Abstract: Etruscan Human Sacrifice in Myth and Ritual
Scholars have been reluctant to believe that the Etruscans practiced human sacrifice. There are many specific references in written sources and in representations of human sacrifice that have at one time or another been dismissed as not sufficient for determining if the Etruscans did in fact engage in this practice. Recent excavations in the monumental sacred area on the Pian di Civita at Tarquinia by the University of Milan (directed by M. Bonghi Jovino and G. Bagnasco Gianni) have proven once and for all that human sacrifice was indeed practiced by the Etruscans, through the discovery of a number of burials in this non-funerary context, of infants, children and adults. Some individuals were demonstrably “marginal” in society, as diseased, foreign or of lower social status. One child, an 8-year old, was decapitated and his feet placed at the base of and underneath a wall, evidently as a foundation deposit. A stone altar, a sacred building, and a ritual deposit of symbols of secular power (an axe, a shield and a lituus trumpet) were all part of the archaeological context in which the killings took place.

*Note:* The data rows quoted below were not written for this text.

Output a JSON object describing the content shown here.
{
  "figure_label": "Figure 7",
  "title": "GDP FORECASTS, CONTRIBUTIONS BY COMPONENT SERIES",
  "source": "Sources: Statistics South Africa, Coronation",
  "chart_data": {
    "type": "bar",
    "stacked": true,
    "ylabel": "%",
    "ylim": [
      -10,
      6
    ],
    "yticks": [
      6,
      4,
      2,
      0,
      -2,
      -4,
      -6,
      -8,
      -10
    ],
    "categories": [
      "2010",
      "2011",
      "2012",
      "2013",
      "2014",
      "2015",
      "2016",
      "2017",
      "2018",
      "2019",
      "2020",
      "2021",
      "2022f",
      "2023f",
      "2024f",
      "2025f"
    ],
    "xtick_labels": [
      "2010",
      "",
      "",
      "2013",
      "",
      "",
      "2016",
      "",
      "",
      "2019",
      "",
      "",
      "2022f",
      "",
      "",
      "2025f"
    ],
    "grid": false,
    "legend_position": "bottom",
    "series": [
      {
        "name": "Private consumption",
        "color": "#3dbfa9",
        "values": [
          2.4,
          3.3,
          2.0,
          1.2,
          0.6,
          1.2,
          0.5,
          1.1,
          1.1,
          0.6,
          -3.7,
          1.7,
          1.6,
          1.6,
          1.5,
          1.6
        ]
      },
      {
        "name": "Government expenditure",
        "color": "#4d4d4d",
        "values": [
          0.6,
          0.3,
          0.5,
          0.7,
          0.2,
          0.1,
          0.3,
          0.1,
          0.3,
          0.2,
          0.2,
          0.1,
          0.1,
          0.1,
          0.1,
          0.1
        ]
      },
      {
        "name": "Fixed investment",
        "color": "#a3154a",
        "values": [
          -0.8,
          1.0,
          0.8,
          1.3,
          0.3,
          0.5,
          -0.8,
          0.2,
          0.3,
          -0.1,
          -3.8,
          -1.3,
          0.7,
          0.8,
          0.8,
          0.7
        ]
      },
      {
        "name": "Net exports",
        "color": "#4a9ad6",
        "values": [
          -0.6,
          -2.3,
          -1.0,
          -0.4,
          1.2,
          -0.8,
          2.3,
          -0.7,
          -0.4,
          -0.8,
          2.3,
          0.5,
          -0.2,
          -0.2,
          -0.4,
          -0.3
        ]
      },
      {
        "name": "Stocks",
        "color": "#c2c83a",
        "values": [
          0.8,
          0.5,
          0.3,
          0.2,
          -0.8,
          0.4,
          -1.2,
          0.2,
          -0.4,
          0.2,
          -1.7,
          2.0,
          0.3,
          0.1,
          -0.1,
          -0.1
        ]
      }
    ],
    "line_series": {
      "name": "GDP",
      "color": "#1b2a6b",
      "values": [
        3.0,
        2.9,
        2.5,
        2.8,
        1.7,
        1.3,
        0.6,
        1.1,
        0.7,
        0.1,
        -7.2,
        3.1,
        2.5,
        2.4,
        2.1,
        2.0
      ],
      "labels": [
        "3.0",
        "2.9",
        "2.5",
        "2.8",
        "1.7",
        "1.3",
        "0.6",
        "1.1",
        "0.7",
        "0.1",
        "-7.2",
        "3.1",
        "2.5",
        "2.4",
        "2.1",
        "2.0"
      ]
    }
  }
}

There are many representations in Etruscan mythic art that clearly depict human sacrifice. While the myths may show a kind of surrogate for actual killing, they nevertheless may reflect actual rituals and beliefs associated with such killing. This presentation assembles literary, archaeological and iconographical evidence to be studied anew with an open mind in order to determine what is most likely to have represented real sacrificial practice as opposed to fictional, exaggerated, symbolic, or mythological matter.